As is clear from the above embodiments, the imaging generating device of the present invention has two features. A vibrating body is supported on the main body via a spherical surface, a rotating shaft is rotatably supported in the vibrating body in the direction of the central axis of the main body, and two eccentric weights are mounted at both ends of the rotating shaft with a phase difference of 180°. The rotating shaft is provided with a drive unit linked to the rotating shaft, so when the drive unit is driven, the rotating shaft rotates,
The camera body vibrates around the center of the spherical surface in response to the vibration moment generated by the rotation of the two eccentric weights at both ends of the rotating shaft, and this vibration of the camera body is not transmitted to the main body. Therefore, like the first conventional vibration generator in which vibrations are transmitted to buried pipes and other water vessels, a large-sized device that generates a large excitation force is necessary.7.

Further, since the imaging body and the main body are supported by a spherical surface, it was mentioned that the small diameter rod would be damaged if a large thrust force is applied, as in the second conventional example of the imaging generating device. There is no danger and it can withstand a large amount of thrust force.

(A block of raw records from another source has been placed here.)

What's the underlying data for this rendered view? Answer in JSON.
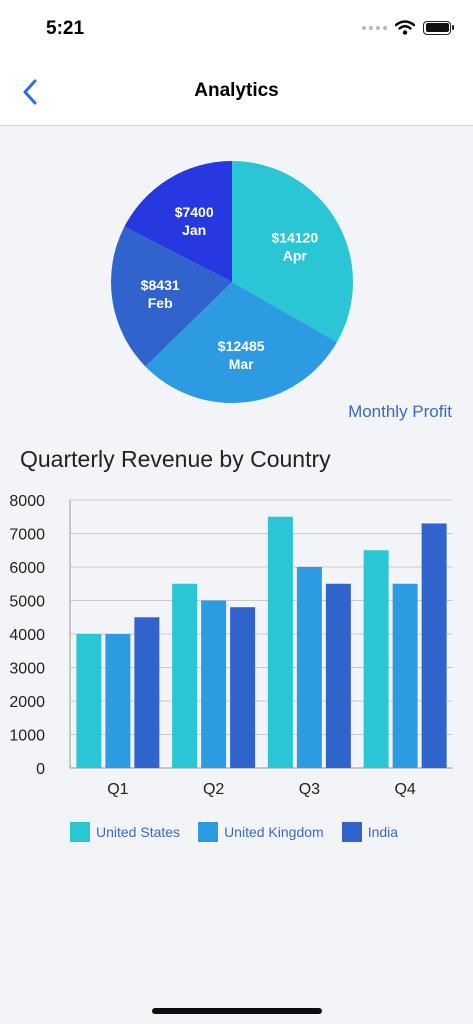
{
  "status_bar": {
    "time": "5:21"
  },
  "nav": {
    "title": "Analytics"
  },
  "pie_caption": "Monthly Profit",
  "bar_title": "Quarterly Revenue by Country",
  "chart_data": [
    {
      "type": "pie",
      "title": "Monthly Profit",
      "slices": [
        {
          "label": "Apr",
          "value_label": "$14120",
          "value": 14120,
          "color": "#2ac6d6"
        },
        {
          "label": "Mar",
          "value_label": "$12485",
          "value": 12485,
          "color": "#2d9be2"
        },
        {
          "label": "Feb",
          "value_label": "$8431",
          "value": 8431,
          "color": "#3163cc"
        },
        {
          "label": "Jan",
          "value_label": "$7400",
          "value": 7400,
          "color": "#2639e0"
        }
      ]
    },
    {
      "type": "bar",
      "title": "Quarterly Revenue by Country",
      "categories": [
        "Q1",
        "Q2",
        "Q3",
        "Q4"
      ],
      "series": [
        {
          "name": "United States",
          "values": [
            4000,
            5500,
            7500,
            6500
          ],
          "color": "#2ac6d6"
        },
        {
          "name": "United Kingdom",
          "values": [
            4000,
            5000,
            6000,
            5500
          ],
          "color": "#2d9be2"
        },
        {
          "name": "India",
          "values": [
            4500,
            4800,
            5500,
            7300
          ],
          "color": "#3163cc"
        }
      ],
      "ylim": [
        0,
        8000
      ],
      "yticks": [
        0,
        1000,
        2000,
        3000,
        4000,
        5000,
        6000,
        7000,
        8000
      ],
      "grid": true,
      "legend": "bottom"
    }
  ]
}
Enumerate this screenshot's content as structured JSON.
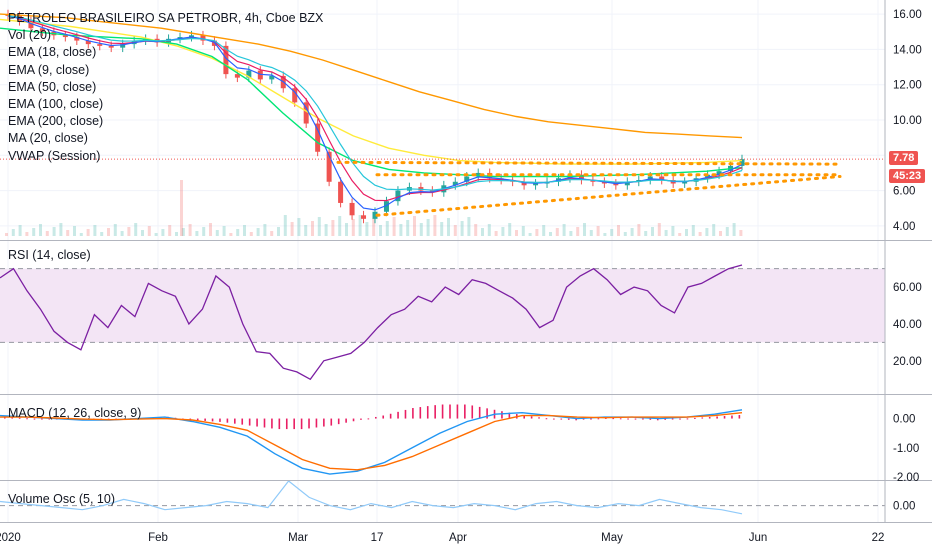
{
  "legend": {
    "title": "PETROLEO BRASILEIRO SA PETROBR, 4h, Cboe BZX",
    "lines": [
      "Vol (20)",
      "EMA (18, close)",
      "EMA (9, close)",
      "EMA (50, close)",
      "EMA (100, close)",
      "EMA (200, close)",
      "MA (20, close)",
      "VWAP (Session)"
    ]
  },
  "panes": {
    "rsi_label": "RSI (14, close)",
    "macd_label": "MACD (12, 26, close, 9)",
    "volosc_label": "Volume Osc (5, 10)"
  },
  "price_tags": {
    "last": "7.78",
    "countdown": "45:23",
    "last_color": "#ef5350",
    "countdown_color": "#ef5350"
  },
  "colors": {
    "up": "#26a69a",
    "down": "#ef5350",
    "ema18": "#e91e63",
    "ema9": "#2962ff",
    "ema50": "#00e676",
    "ema100": "#ffeb3b",
    "ema200": "#ff9800",
    "ma20": "#26c6da",
    "rsi": "#7b1fa2",
    "rsi_band": "#f3e5f5",
    "trendline": "#ff9800",
    "macd": "#2196f3",
    "signal": "#ff6d00",
    "hist": "#e91e63",
    "volosc": "#90caf9"
  },
  "chart_data": [
    {
      "type": "candlestick",
      "pane": "price",
      "x_labels": [
        "2020",
        "Feb",
        "Mar",
        "17",
        "Apr",
        "May",
        "Jun",
        "22"
      ],
      "y_ticks": [
        "16.00",
        "14.00",
        "12.00",
        "10.00",
        "8.00",
        "6.00",
        "4.00"
      ],
      "ylim": [
        3.2,
        16.8
      ],
      "close": [
        15.9,
        15.6,
        15.2,
        15.0,
        14.8,
        14.7,
        14.5,
        14.3,
        14.2,
        14.1,
        14.3,
        14.5,
        14.6,
        14.4,
        14.6,
        14.7,
        14.8,
        14.5,
        14.2,
        12.6,
        12.4,
        12.8,
        12.3,
        12.5,
        11.8,
        11.0,
        9.8,
        8.2,
        6.5,
        5.3,
        4.6,
        4.4,
        4.8,
        5.4,
        6.0,
        6.2,
        6.0,
        5.9,
        6.3,
        6.5,
        6.8,
        7.0,
        6.7,
        6.6,
        6.5,
        6.3,
        6.4,
        6.5,
        6.7,
        6.9,
        6.6,
        6.5,
        6.4,
        6.3,
        6.5,
        6.6,
        6.8,
        6.6,
        6.4,
        6.5,
        6.7,
        6.9,
        7.1,
        7.4,
        7.78
      ],
      "ema200": [
        16.0,
        15.9,
        15.8,
        15.6,
        15.4,
        15.2,
        14.9,
        14.6,
        14.3,
        13.9,
        13.4,
        12.8,
        12.2,
        11.6,
        11.1,
        10.6,
        10.2,
        9.9,
        9.7,
        9.5,
        9.3,
        9.2,
        9.1,
        9.0
      ],
      "ema100": [
        15.7,
        15.5,
        15.3,
        15.0,
        14.7,
        14.2,
        13.5,
        12.5,
        11.3,
        10.1,
        9.1,
        8.4,
        8.0,
        7.7,
        7.6,
        7.55,
        7.5,
        7.5,
        7.5,
        7.55,
        7.6,
        7.7
      ],
      "ema50": [
        15.2,
        15.0,
        14.8,
        14.7,
        14.6,
        14.3,
        13.6,
        12.3,
        10.4,
        8.7,
        7.7,
        7.2,
        7.0,
        6.9,
        6.8,
        6.8,
        6.8,
        6.85,
        6.9,
        7.0,
        7.1,
        7.3
      ],
      "trendlines": [
        {
          "from": [
            "Mar",
            7.6
          ],
          "to": [
            "Jun",
            7.5
          ]
        },
        {
          "from": [
            "17",
            6.9
          ],
          "to": [
            "Jun",
            6.9
          ]
        },
        {
          "from": [
            "17",
            4.6
          ],
          "to": [
            "Jun",
            6.8
          ]
        }
      ]
    },
    {
      "type": "line",
      "pane": "rsi",
      "series": [
        {
          "name": "RSI (14, close)",
          "values": [
            65,
            70,
            58,
            48,
            36,
            30,
            26,
            45,
            38,
            50,
            44,
            62,
            58,
            55,
            40,
            48,
            66,
            60,
            40,
            25,
            24,
            16,
            14,
            10,
            20,
            22,
            24,
            30,
            38,
            45,
            48,
            55,
            52,
            60,
            56,
            64,
            62,
            58,
            54,
            48,
            38,
            42,
            60,
            66,
            70,
            64,
            56,
            60,
            58,
            50,
            46,
            60,
            62,
            66,
            70,
            72
          ]
        }
      ],
      "y_ticks": [
        "60.00",
        "40.00",
        "20.00"
      ],
      "ylim": [
        2,
        85
      ],
      "band": [
        30,
        70
      ]
    },
    {
      "type": "line",
      "pane": "macd",
      "series": [
        {
          "name": "MACD",
          "values": [
            0.1,
            0.05,
            0.0,
            -0.05,
            -0.05,
            0.0,
            0.05,
            -0.1,
            -0.3,
            -0.6,
            -1.2,
            -1.7,
            -1.9,
            -1.8,
            -1.5,
            -1.0,
            -0.5,
            -0.1,
            0.15,
            0.2,
            0.1,
            0.0,
            0.05,
            0.05,
            0.0,
            0.05,
            0.15,
            0.3
          ]
        },
        {
          "name": "Signal",
          "values": [
            0.05,
            0.05,
            0.02,
            -0.02,
            -0.04,
            -0.02,
            0.0,
            -0.05,
            -0.2,
            -0.4,
            -0.9,
            -1.4,
            -1.7,
            -1.75,
            -1.6,
            -1.3,
            -0.9,
            -0.5,
            -0.1,
            0.1,
            0.1,
            0.05,
            0.03,
            0.05,
            0.05,
            0.05,
            0.1,
            0.2
          ]
        }
      ],
      "y_ticks": [
        "0.00",
        "-1.00",
        "-2.00"
      ],
      "ylim": [
        -2.1,
        0.6
      ]
    },
    {
      "type": "line",
      "pane": "volume_osc",
      "series": [
        {
          "name": "Volume Osc (5, 10)",
          "values": [
            10,
            5,
            0,
            -5,
            -10,
            0,
            15,
            5,
            -10,
            -5,
            0,
            10,
            5,
            -5,
            60,
            20,
            0,
            -10,
            5,
            -5,
            10,
            0,
            -5,
            5,
            0,
            -10,
            5,
            10,
            0,
            -5,
            5,
            0,
            15,
            5,
            -5,
            -10,
            -20
          ]
        }
      ],
      "y_ticks": [
        "0.00"
      ],
      "ylim": [
        -40,
        60
      ]
    }
  ]
}
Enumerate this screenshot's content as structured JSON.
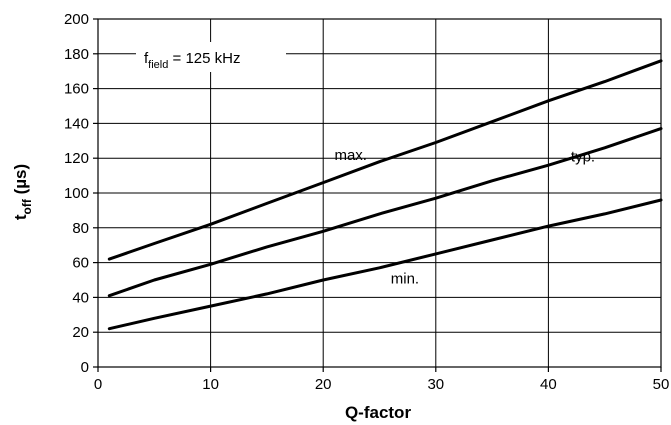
{
  "chart_data": {
    "type": "line",
    "xlabel": "Q-factor",
    "ylabel": {
      "main": "t",
      "sub": "off",
      "unit": " (µs)"
    },
    "xlim": [
      0,
      50
    ],
    "ylim": [
      0,
      200
    ],
    "x_ticks": [
      0,
      10,
      20,
      30,
      40,
      50
    ],
    "y_ticks": [
      0,
      20,
      40,
      60,
      80,
      100,
      120,
      140,
      160,
      180,
      200
    ],
    "grid": true,
    "legend": "none",
    "colors": {
      "line": "#000000",
      "grid": "#000000",
      "background": "#ffffff"
    },
    "annotation": {
      "main": "f",
      "sub": "field",
      "rest": " = 125 kHz"
    },
    "series": [
      {
        "name": "max.",
        "x": [
          1,
          5,
          10,
          15,
          20,
          25,
          30,
          35,
          40,
          45,
          50
        ],
        "values": [
          62,
          71,
          82,
          94,
          106,
          118,
          129,
          141,
          153,
          164,
          176
        ]
      },
      {
        "name": "typ.",
        "x": [
          1,
          5,
          10,
          15,
          20,
          25,
          30,
          35,
          40,
          45,
          50
        ],
        "values": [
          41,
          50,
          59,
          69,
          78,
          88,
          97,
          107,
          116,
          126,
          137
        ]
      },
      {
        "name": "min.",
        "x": [
          1,
          5,
          10,
          15,
          20,
          25,
          30,
          35,
          40,
          45,
          50
        ],
        "values": [
          22,
          28,
          35,
          42,
          50,
          57,
          65,
          73,
          81,
          88,
          96
        ]
      }
    ]
  }
}
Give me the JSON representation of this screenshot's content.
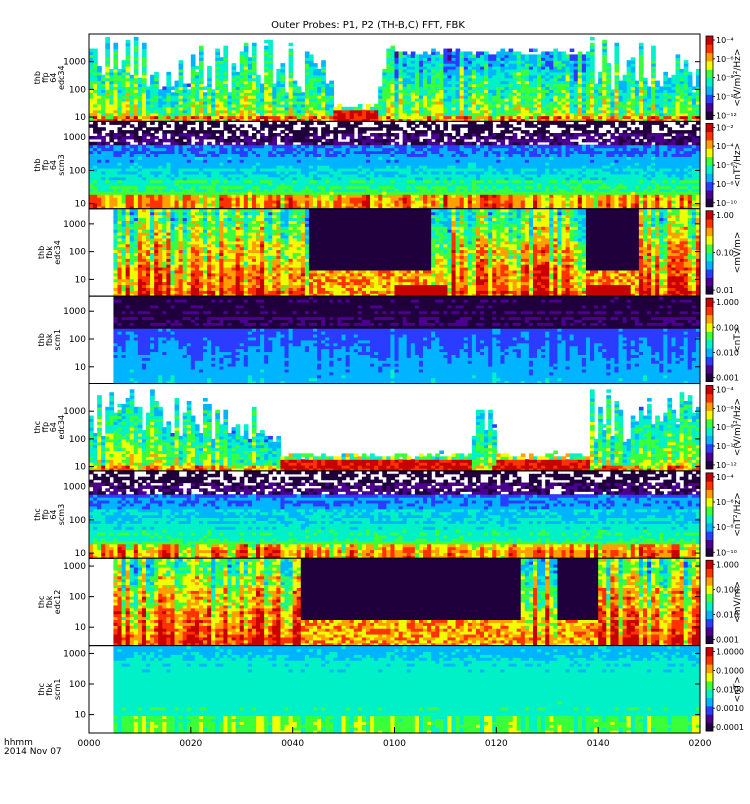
{
  "chart_data": {
    "type": "heatmap",
    "title": "Outer Probes: P1, P2 (TH-B,C) FFT, FBK",
    "x_axis": {
      "corner_label": [
        "hhmm",
        "2014 Nov 07"
      ],
      "ticks": [
        "0000",
        "0020",
        "0040",
        "0100",
        "0120",
        "0140",
        "0200"
      ],
      "range_minutes": [
        0,
        120
      ]
    },
    "panels": [
      {
        "id": "thb-ffp-edc34",
        "label_lines": [
          "thb",
          "ffp",
          "64",
          "edc34"
        ],
        "y_scale": "log",
        "ylim": [
          7,
          10000
        ],
        "y_ticks": [
          "10",
          "100",
          "1000"
        ],
        "colorbar": {
          "unit": "<(V/m)²/Hz>",
          "ticks": [
            "10⁻¹²",
            "10⁻¹⁰",
            "10⁻⁸",
            "10⁻⁶",
            "10⁻⁴"
          ]
        },
        "pattern": "ffp_e",
        "quiet": [
          [
            48,
            57
          ]
        ],
        "active": [
          [
            60,
            98
          ]
        ],
        "seed": 11
      },
      {
        "id": "thb-ffp-scm3",
        "label_lines": [
          "thb",
          "ffp",
          "64",
          "scm3"
        ],
        "y_scale": "log",
        "ylim": [
          7,
          3000
        ],
        "y_ticks": [
          "10",
          "100",
          "1000"
        ],
        "colorbar": {
          "unit": "<nT²/Hz>",
          "ticks": [
            "10⁻¹⁰",
            "10⁻⁸",
            "10⁻⁶",
            "10⁻⁴",
            "10⁻²"
          ]
        },
        "pattern": "ffp_b",
        "quiet": [],
        "active": [],
        "seed": 23
      },
      {
        "id": "thb-fbk-edc34",
        "label_lines": [
          "thb",
          "fbk",
          "edc34"
        ],
        "y_scale": "log",
        "ylim": [
          2.5,
          3500
        ],
        "y_ticks": [
          "10",
          "100",
          "1000"
        ],
        "colorbar": {
          "unit": "<mV/m>",
          "ticks": [
            "0.01",
            "0.10",
            "1.00"
          ]
        },
        "pattern": "fbk_e",
        "quiet": [
          [
            43,
            67
          ],
          [
            98,
            108
          ]
        ],
        "active": [
          [
            60,
            70
          ],
          [
            98,
            106
          ]
        ],
        "seed": 37
      },
      {
        "id": "thb-fbk-scm1",
        "label_lines": [
          "thb",
          "fbk",
          "scm1"
        ],
        "y_scale": "log",
        "ylim": [
          2.5,
          3500
        ],
        "y_ticks": [
          "10",
          "100",
          "1000"
        ],
        "colorbar": {
          "unit": "<nT>",
          "ticks": [
            "0.001",
            "0.010",
            "0.100",
            "1.000"
          ]
        },
        "pattern": "fbk_b",
        "quiet": [],
        "active": [],
        "seed": 41
      },
      {
        "id": "thc-ffp-edc34",
        "label_lines": [
          "thc",
          "ffp",
          "64",
          "edc34"
        ],
        "y_scale": "log",
        "ylim": [
          7,
          10000
        ],
        "y_ticks": [
          "10",
          "100",
          "1000"
        ],
        "colorbar": {
          "unit": "<(V/m)²/Hz>",
          "ticks": [
            "10⁻¹²",
            "10⁻¹⁰",
            "10⁻⁸",
            "10⁻⁶",
            "10⁻⁴"
          ]
        },
        "pattern": "ffp_e",
        "quiet": [
          [
            38,
            75
          ],
          [
            80,
            98
          ]
        ],
        "active": [],
        "seed": 53
      },
      {
        "id": "thc-ffp-scm3",
        "label_lines": [
          "thc",
          "ffp",
          "64",
          "scm3"
        ],
        "y_scale": "log",
        "ylim": [
          7,
          3000
        ],
        "y_ticks": [
          "10",
          "100",
          "1000"
        ],
        "colorbar": {
          "unit": "<nT²/Hz>",
          "ticks": [
            "10⁻¹⁰",
            "10⁻⁸",
            "10⁻⁶",
            "10⁻⁴"
          ]
        },
        "pattern": "ffp_b",
        "quiet": [],
        "active": [],
        "seed": 67
      },
      {
        "id": "thc-fbk-edc12",
        "label_lines": [
          "thc",
          "fbk",
          "edc12"
        ],
        "y_scale": "log",
        "ylim": [
          2.5,
          1800
        ],
        "y_ticks": [
          "10",
          "100",
          "1000"
        ],
        "colorbar": {
          "unit": "<mV/m>",
          "ticks": [
            "0.001",
            "0.010",
            "0.100",
            "1.000"
          ]
        },
        "pattern": "fbk_e",
        "quiet": [
          [
            42,
            85
          ],
          [
            92,
            100
          ]
        ],
        "active": [],
        "seed": 79
      },
      {
        "id": "thc-fbk-scm1",
        "label_lines": [
          "thc",
          "fbk",
          "scm1"
        ],
        "y_scale": "log",
        "ylim": [
          2.5,
          1800
        ],
        "y_ticks": [
          "10",
          "100",
          "1000"
        ],
        "colorbar": {
          "unit": "<nT>",
          "ticks": [
            "0.0001",
            "0.0010",
            "0.0100",
            "0.1000",
            "1.0000"
          ]
        },
        "pattern": "fbk_b2",
        "quiet": [],
        "active": [],
        "seed": 97
      }
    ],
    "colormap": [
      "#20003c",
      "#4b0090",
      "#2a3cff",
      "#00b4ff",
      "#00f0c8",
      "#3cff3c",
      "#f0ff00",
      "#ffa000",
      "#ff3200",
      "#c80000"
    ],
    "grid": false,
    "legend": "colorbars-right"
  }
}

[Brief explanation of drawings]

FIG. 1 is a side view of a first conventional vibration generator used in a vibrating ``U'' burial device, and FIG. 2 is a sectional view of the main part. FIG. 3 is a side view of a second conventional vibration generator used in a vibration type management equipment, and FIG. 4 is a cross-sectional view of the main parts. 5 to 7 show an embodiment of the imaging generating device of the present invention, FIG. 5 is a sectional view of the main part, FIG. 6(a) to (d), and FIG. 7(a) to (d) is an explanatory diagram of miso-photography of the vibrating body. 5... Vibrating body, 10... Drive motor, 20... Main body, 22゜4'... Eccentric weight, n... Rotating shaft, Sae...
- Bearing, 200... Spherical convex part, 500... Spherical concave part. Patent Applicant Nippon Telegraph and Telephone Public Corporation Patent Applicant Hitachi Construction Machinery Co., Ltd. Agent Tadashi Akimoto 650 Kandachi-cho, Hitachi Construction Machinery Co., Ltd., Tsuchiura Factory. Author: Nobuyuki Tobita. 650 Kandate-cho, Tsuchiura City. Hitachi Construction Machinery Co., Ltd. Tsuchiura Factory. 0 accident. Author: Masao Suda. 650 Kandate-cho, Tsuchiura City. Hitachi Construction Machinery Co., Ltd. Tsuchiura. 0 accidents in the factory 650 Kandachi-cho, Kiyotsuchiura-shi Hitachi Construction Machinery Co., Ltd. 0 accidents in the Tsuchiura factory 650 Hitachi Construction Machinery Co., Ltd. Kandate-cho, Tsuchiura city Hitachi Construction Machinery Co., Ltd. Tsuchiura Factory, 650 Kandachi-cho ■Applicant Hitachi Construction Machinery Co., Ltd. 2-6-2 Otemachi, Chiyoda-ku, Tokyo

Claims (1)

[Claims] A vibrating body is supported at the tip of the main body via a spherical surface, a rotating shaft is rotatably supported in the vibrating body in the direction of the central axis of the main body, and two eccentric weights are attached to both ends of the rotating shaft with a 180° phase. The rotary shaft is connected to a drive unit, and the drive unit is driven to rotate the rotary shaft, and the two eccentric weights of the rotary shaft generate vibrations. A vibration generator characterized in that the body is configured to vibrate nine times around the center of the spherical surface.